Stock Choice

This really is focused on those of you who want to put money into individual stocks. I has shared along the ways I have used through the years to pick out stocks that we have found being consistently profitable in actual trading. I prefer to use a combination of fundamental and technical analysis for choosing stocks. My experience has demonstrated that successful stock selection involves two steps:


1. Select a stock while using the fundamental analysis presented then
2. Confirm how the stock is surely an uptrend as indicated by the 50-Day Exponential Moving Average Line (EMA) being across the 100-Day EMA

This two-step process increases the odds how the stock you select will probably be profitable. It also provides an indication to market Automatic Income Method that has not performed as expected if it’s 50-Day EMA drops below its 100-Day EMA. It can be another useful way of selecting stocks for covered call writing, yet another kind of strategy.

Fundamental Analysis

Fundamental analysis is the study of financial data like earnings, dividends and money flow, which influence the pricing of securities. I use fundamental analysis to assist select securities for future price appreciation. Over time I have used many options for measuring a company’s growth rate so as to predict its stock’s future price performance. I purchased methods like earnings growth and return on equity. I have found the methods aren’t always reliable or predictive.

Earning Growth
For example, corporate net income is at the mercy of vague bookkeeping practices like depreciation, cashflow, inventory adjustment and reserves. These are typical at the mercy of interpretation by accountants. Today as part of your, corporations they are under increasing pressure to overpower analyst’s earnings estimates which leads to more aggressive accounting interpretations. Some corporations take special “one time” write-offs on the balance sheet for things such as failed mergers or acquisitions, restructuring, unprofitable divisions, failed product, etc. Many times these write-offs aren’t reflected as a continue earnings growth but rather make an appearance as a footnote on a financial report. These “one time” write-offs occur with increased frequency than you may expect. Many companies that form the Dow Jones Industrial Average have such write-offs.

Return on Equity
One other indicator, which I have found is not necessarily predictive of stock price appreciation, is return on equity (ROE). Conventional wisdom correlates a high return on equity with successful corporate management that’s maximizing shareholder value (the larger the ROE the higher).

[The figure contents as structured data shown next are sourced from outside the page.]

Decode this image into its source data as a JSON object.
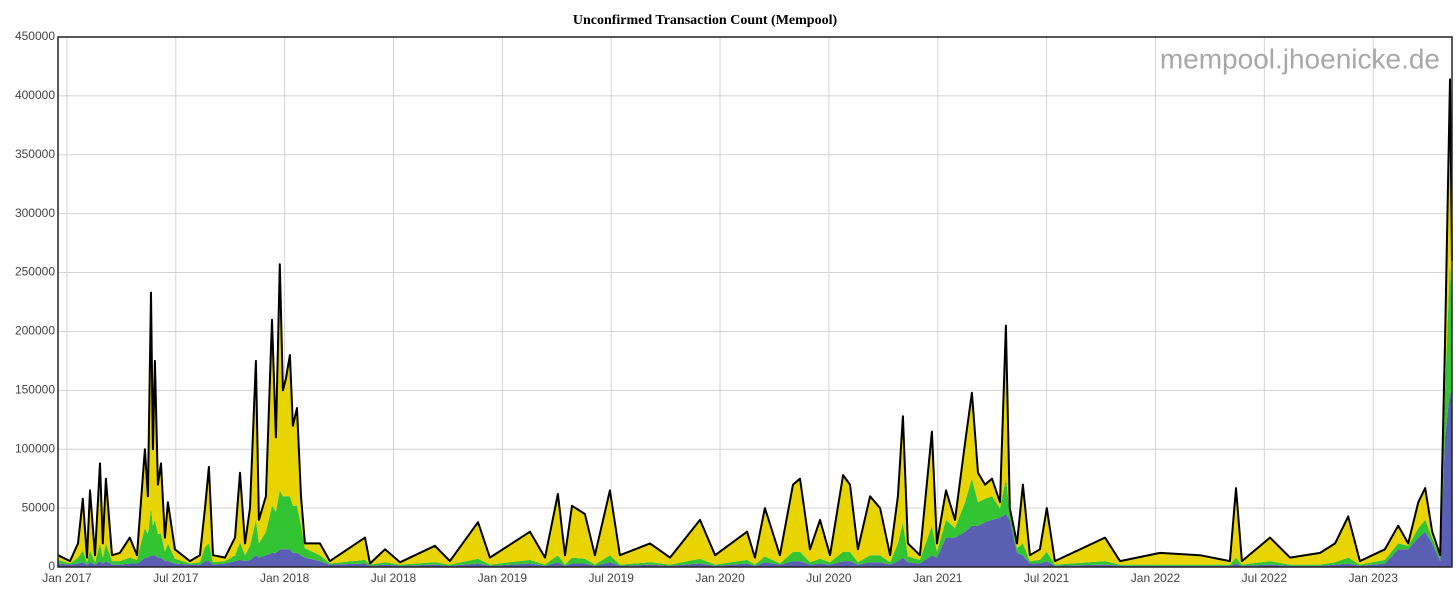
{
  "chart_data": {
    "type": "stacked_area",
    "title": "Unconfirmed Transaction Count (Mempool)",
    "watermark": "mempool.jhoenicke.de",
    "grid": true,
    "outline_color": "#000000",
    "xlim": [
      2016.959,
      2023.362
    ],
    "ylim": [
      0,
      450000
    ],
    "yticks": [
      0,
      50000,
      100000,
      150000,
      200000,
      250000,
      300000,
      350000,
      400000,
      450000
    ],
    "xticks": [
      {
        "value": 2017.0,
        "label": "Jan 2017"
      },
      {
        "value": 2017.5,
        "label": "Jul 2017"
      },
      {
        "value": 2018.0,
        "label": "Jan 2018"
      },
      {
        "value": 2018.5,
        "label": "Jul 2018"
      },
      {
        "value": 2019.0,
        "label": "Jan 2019"
      },
      {
        "value": 2019.5,
        "label": "Jul 2019"
      },
      {
        "value": 2020.0,
        "label": "Jan 2020"
      },
      {
        "value": 2020.5,
        "label": "Jul 2020"
      },
      {
        "value": 2021.0,
        "label": "Jan 2021"
      },
      {
        "value": 2021.5,
        "label": "Jul 2021"
      },
      {
        "value": 2022.0,
        "label": "Jan 2022"
      },
      {
        "value": 2022.5,
        "label": "Jul 2022"
      },
      {
        "value": 2023.0,
        "label": "Jan 2023"
      }
    ],
    "x": [
      2016.959,
      2017.014,
      2017.051,
      2017.073,
      2017.092,
      2017.106,
      2017.129,
      2017.152,
      2017.165,
      2017.179,
      2017.207,
      2017.243,
      2017.289,
      2017.322,
      2017.34,
      2017.358,
      2017.372,
      2017.386,
      2017.395,
      2017.404,
      2017.418,
      2017.432,
      2017.45,
      2017.464,
      2017.496,
      2017.565,
      2017.611,
      2017.634,
      2017.652,
      2017.671,
      2017.726,
      2017.772,
      2017.795,
      2017.818,
      2017.841,
      2017.868,
      2017.882,
      2017.914,
      2017.942,
      2017.96,
      2017.978,
      2017.992,
      2018.006,
      2018.024,
      2018.038,
      2018.057,
      2018.075,
      2018.093,
      2018.162,
      2018.208,
      2018.369,
      2018.392,
      2018.461,
      2018.53,
      2018.69,
      2018.759,
      2018.888,
      2018.943,
      2019.127,
      2019.196,
      2019.255,
      2019.288,
      2019.32,
      2019.379,
      2019.425,
      2019.494,
      2019.54,
      2019.678,
      2019.77,
      2019.908,
      2019.977,
      2020.124,
      2020.16,
      2020.206,
      2020.275,
      2020.335,
      2020.367,
      2020.413,
      2020.459,
      2020.505,
      2020.565,
      2020.597,
      2020.633,
      2020.689,
      2020.735,
      2020.781,
      2020.817,
      2020.84,
      2020.863,
      2020.918,
      2020.973,
      2020.996,
      2021.038,
      2021.079,
      2021.125,
      2021.157,
      2021.185,
      2021.217,
      2021.249,
      2021.286,
      2021.313,
      2021.331,
      2021.364,
      2021.391,
      2021.423,
      2021.469,
      2021.501,
      2021.538,
      2021.768,
      2021.837,
      2022.021,
      2022.204,
      2022.342,
      2022.37,
      2022.397,
      2022.526,
      2022.618,
      2022.756,
      2022.825,
      2022.885,
      2022.939,
      2023.054,
      2023.115,
      2023.161,
      2023.207,
      2023.239,
      2023.271,
      2023.308,
      2023.33,
      2023.353,
      2023.362
    ],
    "series": [
      {
        "color": "#5b5fb3",
        "values": [
          3000,
          2000,
          3000,
          4000,
          2000,
          4000,
          2000,
          5000,
          3000,
          5000,
          2000,
          2000,
          3000,
          3000,
          5000,
          8000,
          8000,
          10000,
          10000,
          10000,
          8000,
          8000,
          5000,
          5000,
          3000,
          2000,
          2000,
          5000,
          5000,
          2000,
          3000,
          5000,
          6000,
          5000,
          6000,
          10000,
          8000,
          10000,
          12000,
          12000,
          15000,
          15000,
          15000,
          15000,
          12000,
          12000,
          10000,
          8000,
          5000,
          2000,
          3000,
          1000,
          2000,
          1000,
          2000,
          1000,
          3000,
          1000,
          3000,
          1000,
          4000,
          1000,
          3000,
          3000,
          1000,
          4000,
          1000,
          2000,
          1000,
          3000,
          1000,
          3000,
          1000,
          4000,
          2000,
          5000,
          5000,
          2000,
          3000,
          2000,
          5000,
          5000,
          2000,
          4000,
          4000,
          2000,
          5000,
          8000,
          4000,
          3000,
          10000,
          8000,
          25000,
          25000,
          30000,
          35000,
          35000,
          38000,
          40000,
          42000,
          45000,
          40000,
          12000,
          10000,
          3000,
          3000,
          5000,
          1000,
          2000,
          1000,
          1000,
          1000,
          1000,
          3000,
          1000,
          2000,
          1000,
          1000,
          2000,
          3000,
          1000,
          3000,
          15000,
          15000,
          25000,
          30000,
          20000,
          5000,
          110000,
          150000,
          140000
        ]
      },
      {
        "color": "#33c433",
        "values": [
          3000,
          1000,
          5000,
          10000,
          2000,
          10000,
          2000,
          15000,
          5000,
          15000,
          3000,
          3000,
          5000,
          3000,
          15000,
          25000,
          20000,
          40000,
          25000,
          30000,
          20000,
          20000,
          8000,
          15000,
          4000,
          1000,
          2000,
          12000,
          15000,
          2000,
          2000,
          5000,
          15000,
          5000,
          12000,
          30000,
          12000,
          20000,
          40000,
          35000,
          50000,
          45000,
          45000,
          45000,
          40000,
          40000,
          25000,
          8000,
          5000,
          1000,
          3000,
          1000,
          2000,
          1000,
          2000,
          1000,
          4000,
          1000,
          3000,
          1000,
          6000,
          1000,
          5000,
          4000,
          1000,
          6000,
          1000,
          2000,
          1000,
          4000,
          1000,
          3000,
          1000,
          5000,
          1000,
          8000,
          8000,
          2000,
          4000,
          2000,
          8000,
          8000,
          2000,
          6000,
          6000,
          2000,
          15000,
          30000,
          5000,
          3000,
          25000,
          5000,
          15000,
          8000,
          25000,
          40000,
          20000,
          20000,
          20000,
          8000,
          30000,
          8000,
          4000,
          10000,
          2000,
          3000,
          8000,
          1000,
          3000,
          1000,
          1000,
          1000,
          1000,
          5000,
          1000,
          3000,
          1000,
          1000,
          2000,
          5000,
          1000,
          3000,
          5000,
          3000,
          8000,
          10000,
          5000,
          3000,
          40000,
          110000,
          80000
        ]
      },
      {
        "color": "#e8d400",
        "values": [
          4000,
          2000,
          12000,
          44000,
          4000,
          51000,
          6000,
          68000,
          12000,
          55000,
          5000,
          7000,
          17000,
          4000,
          35000,
          67000,
          32000,
          183000,
          65000,
          135000,
          42000,
          60000,
          12000,
          35000,
          8000,
          2000,
          6000,
          33000,
          65000,
          6000,
          3000,
          15000,
          59000,
          10000,
          32000,
          135000,
          20000,
          30000,
          158000,
          63000,
          192000,
          90000,
          100000,
          120000,
          68000,
          83000,
          25000,
          4000,
          10000,
          2000,
          19000,
          1000,
          11000,
          2000,
          14000,
          3000,
          31000,
          6000,
          24000,
          6000,
          52000,
          8000,
          44000,
          38000,
          8000,
          55000,
          8000,
          16000,
          6000,
          33000,
          8000,
          24000,
          6000,
          41000,
          7000,
          57000,
          62000,
          11000,
          33000,
          6000,
          65000,
          57000,
          11000,
          50000,
          40000,
          6000,
          40000,
          90000,
          11000,
          4000,
          80000,
          7000,
          25000,
          7000,
          50000,
          73000,
          25000,
          12000,
          15000,
          5000,
          130000,
          2000,
          4000,
          50000,
          5000,
          9000,
          37000,
          3000,
          20000,
          3000,
          10000,
          8000,
          3000,
          59000,
          3000,
          20000,
          6000,
          10000,
          16000,
          35000,
          3000,
          9000,
          15000,
          2000,
          22000,
          27000,
          5000,
          2000,
          40000,
          154000,
          40000
        ]
      }
    ]
  }
}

Recognise the business is a lot more successful?
Coca-Cola (KO) using a Return on Equity of 46% or
Merrill Lynch (MER) using a Return on Equity of 18%

The answer then is Merrill Lynch by measure. But Coca-Cola includes a greater ROE. How is possible?

Return on equity is calculated by dividing a company’s net gain by stockholder’s equity. Coca-Cola is indeed over valued that it is stockholder’s equity is just comparable to about 5% from the total market price from the company. The stockholder equity is indeed small that nearly anywhere of net gain will make a favorable ROE.

Merrill Lynch however, has stockholder’s equity comparable to 42% from the market price from the company as well as a greater net gain figure to create a comparable ROE. My point is that ROE does not compare apples to apples then is not an good relative indicator in comparing company performance.